If I write it out locally, $X = X^i \partial_{z_i}$, $X^i$ are pluriharmonic functions. Then locally, we have:

$L_X(dd^cf) = (f_{ki\bar{j}} X^i + f_{i\bar{j}} X^i_k) \space dz_k \wedge \bar{dz_j}$

On the other hand, we have:

$dd^cL_Xf = (f_iX^i_{k\bar{j}} + f_{ik}X^i_{\bar{j}} + f_{ki\bar{j}}X^i+f_{i\bar{j}}X^i_k) \space dz_k \wedge \bar{dz_j} = (f_{ik}X^i_{\bar{j}} + f_{ki\bar{j}}X^i+f_{i\bar{j}}X^i_k) \space dz_k \wedge \bar{dz_j}$

because $X^i$ pluriharmonic so $dd^c X^i = 0$ and $X^i_{k\bar{j}} = 0$.

The only difference between the 2 expressions is the term $f_{ik}X^i_{\bar{j}}$.

Answer 1

Let $X$ be a real holomorphic vector field on $M$, i.e. a smooth section of the (real) tangent bundle of $M$ such that $\mathcal{L}_XJ=0$. Every Killing vector field on a compact Kähler manifold has this property, see for example Theorem 4.81 in Ballmann's notes (note that he calls these vector fields automorphic, rather than real holomorphic).

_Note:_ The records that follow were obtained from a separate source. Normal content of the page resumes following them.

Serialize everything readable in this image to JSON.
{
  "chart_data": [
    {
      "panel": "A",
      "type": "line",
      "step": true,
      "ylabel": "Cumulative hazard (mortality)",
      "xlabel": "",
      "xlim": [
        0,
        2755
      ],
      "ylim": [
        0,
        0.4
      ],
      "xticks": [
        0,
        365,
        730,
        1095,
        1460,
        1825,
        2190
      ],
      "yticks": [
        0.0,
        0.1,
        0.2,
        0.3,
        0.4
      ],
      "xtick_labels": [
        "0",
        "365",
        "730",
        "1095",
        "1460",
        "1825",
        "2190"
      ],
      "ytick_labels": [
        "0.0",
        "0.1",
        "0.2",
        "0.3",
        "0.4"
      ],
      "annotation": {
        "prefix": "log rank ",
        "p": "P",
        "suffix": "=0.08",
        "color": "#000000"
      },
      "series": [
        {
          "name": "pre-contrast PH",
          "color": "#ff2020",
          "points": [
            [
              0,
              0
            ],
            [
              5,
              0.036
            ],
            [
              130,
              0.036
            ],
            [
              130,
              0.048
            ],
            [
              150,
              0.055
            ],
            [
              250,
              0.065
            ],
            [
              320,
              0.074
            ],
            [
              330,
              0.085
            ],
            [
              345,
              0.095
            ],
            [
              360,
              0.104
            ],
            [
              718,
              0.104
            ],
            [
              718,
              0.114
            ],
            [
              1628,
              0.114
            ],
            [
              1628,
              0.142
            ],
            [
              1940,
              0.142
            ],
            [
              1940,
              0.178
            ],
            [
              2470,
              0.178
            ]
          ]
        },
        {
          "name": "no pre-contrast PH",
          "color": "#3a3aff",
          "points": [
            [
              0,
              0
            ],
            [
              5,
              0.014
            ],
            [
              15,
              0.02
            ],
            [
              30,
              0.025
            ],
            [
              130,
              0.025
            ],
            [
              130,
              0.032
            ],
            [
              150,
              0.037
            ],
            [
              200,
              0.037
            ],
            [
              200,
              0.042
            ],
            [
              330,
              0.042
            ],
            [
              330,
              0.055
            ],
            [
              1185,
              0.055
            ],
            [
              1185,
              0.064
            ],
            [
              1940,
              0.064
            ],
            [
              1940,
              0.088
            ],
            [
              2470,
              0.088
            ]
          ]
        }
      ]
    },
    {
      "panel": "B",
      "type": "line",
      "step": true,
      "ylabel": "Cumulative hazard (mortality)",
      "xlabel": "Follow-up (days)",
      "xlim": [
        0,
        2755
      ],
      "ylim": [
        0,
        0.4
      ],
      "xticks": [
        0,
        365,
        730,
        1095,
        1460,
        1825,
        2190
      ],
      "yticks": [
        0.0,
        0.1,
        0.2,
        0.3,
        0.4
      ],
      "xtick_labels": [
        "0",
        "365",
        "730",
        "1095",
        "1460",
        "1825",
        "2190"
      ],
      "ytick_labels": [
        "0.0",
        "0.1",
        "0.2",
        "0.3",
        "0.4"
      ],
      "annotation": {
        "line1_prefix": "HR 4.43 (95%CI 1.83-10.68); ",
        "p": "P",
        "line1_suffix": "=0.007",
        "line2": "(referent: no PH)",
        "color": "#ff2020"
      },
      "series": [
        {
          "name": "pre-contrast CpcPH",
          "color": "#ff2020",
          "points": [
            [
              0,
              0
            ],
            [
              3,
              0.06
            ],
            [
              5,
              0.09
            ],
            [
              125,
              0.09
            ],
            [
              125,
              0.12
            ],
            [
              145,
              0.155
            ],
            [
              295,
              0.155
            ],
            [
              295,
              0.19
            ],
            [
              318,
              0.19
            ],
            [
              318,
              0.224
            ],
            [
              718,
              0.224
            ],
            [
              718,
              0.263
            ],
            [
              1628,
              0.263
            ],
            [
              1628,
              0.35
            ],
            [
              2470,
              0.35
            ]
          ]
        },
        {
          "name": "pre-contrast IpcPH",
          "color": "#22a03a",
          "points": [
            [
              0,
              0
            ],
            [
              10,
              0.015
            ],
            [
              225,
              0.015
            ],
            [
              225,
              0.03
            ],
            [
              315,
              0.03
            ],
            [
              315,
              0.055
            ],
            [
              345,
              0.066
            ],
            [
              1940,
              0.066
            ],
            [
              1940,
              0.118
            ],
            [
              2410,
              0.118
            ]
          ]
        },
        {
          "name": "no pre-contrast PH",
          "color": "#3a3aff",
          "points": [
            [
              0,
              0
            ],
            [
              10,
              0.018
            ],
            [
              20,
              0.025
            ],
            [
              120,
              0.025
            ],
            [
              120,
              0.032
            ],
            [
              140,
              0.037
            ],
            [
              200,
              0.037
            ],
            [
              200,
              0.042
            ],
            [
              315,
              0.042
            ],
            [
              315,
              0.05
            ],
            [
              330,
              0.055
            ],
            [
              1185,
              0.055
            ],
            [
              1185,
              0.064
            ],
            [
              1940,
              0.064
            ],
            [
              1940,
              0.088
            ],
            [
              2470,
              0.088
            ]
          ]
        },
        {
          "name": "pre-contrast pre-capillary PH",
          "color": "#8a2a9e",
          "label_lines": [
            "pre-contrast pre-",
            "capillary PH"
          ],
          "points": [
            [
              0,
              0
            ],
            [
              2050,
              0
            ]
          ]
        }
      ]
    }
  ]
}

We can show something more than your claim, namely that for any $p$-form $\alpha$ on $M$, one has $\mathcal{L}_X\mathrm{d}\mathrm{d}^c\alpha=\mathrm{d}\mathrm{d}^c\mathcal{L}_X\alpha$. It is not necessary to assume that $M$ is Kähler. To do this, we only need three ingredients:

1. if $\Phi_t$ is the flow of $X$, then for any tensor field $V$ on $M$ the Lie derivative is defined as $\mathcal{L}_XV=\partial_{t=0}\Phi_t^*V$;
2. the exterior derivative is natural, i.e. for any diffeomorphism $\Phi$ and any $p$-form $\alpha$ one has $\Phi^*(\mathrm{d}\alpha)=\mathrm{d}(\Phi^*\alpha)$;
3. a vector field is real holomorphic if and only if its flow is made of biholomorphisms of $M$.

With these in place, we can then proceed as follows, where $\Phi_t$ is the flow of $X$. First, by property $1$ we have $$\mathcal{L}_X\mathrm{d}\mathrm{d}^c\alpha=\partial_{t=0}\Phi_t^*\left(\mathrm{d}\mathrm{d}^c\alpha\right)=\partial_{t=0}\Phi_t^*\left(\mathrm{d}(J^{-1}\mathrm{d}(J\alpha)\right).$$ Now, using $2$ a couple of times we get $$\Phi_t^*\left(\mathrm{d}(J^{-1}\mathrm{d}(J\alpha)\right)=d\left((\Phi_t^*J^{-1})d\left((\Phi_t^*J)(\Phi_t^*\alpha)\right)\right)$$ but by $3$ we know $\Phi_t^*J=J$ (and $\Phi_t^*J^{-1}=J$), so putting everything together $$\mathcal{L}_X\mathrm{d}\mathrm{d}^c\alpha=\partial_{t=0}\left(\mathrm{d}(J^{-1}\mathrm{d}(J(\Phi_t^*\alpha))\right)=\partial_{t=0}\left(\mathrm{d}\mathrm{d}^c(\Phi_t^*\alpha)\right)=\mathrm{d}\mathrm{d}^c\mathcal{L}_X\alpha.$$

So we just need to show the three things above. $1$ and $2$ are found in any differential geometry book, and $3$ is a consequence of $1$ and the definition of real holomorphic vector field. Let me know if you need help to show this, but I think it would be a good exercise to go through on your own.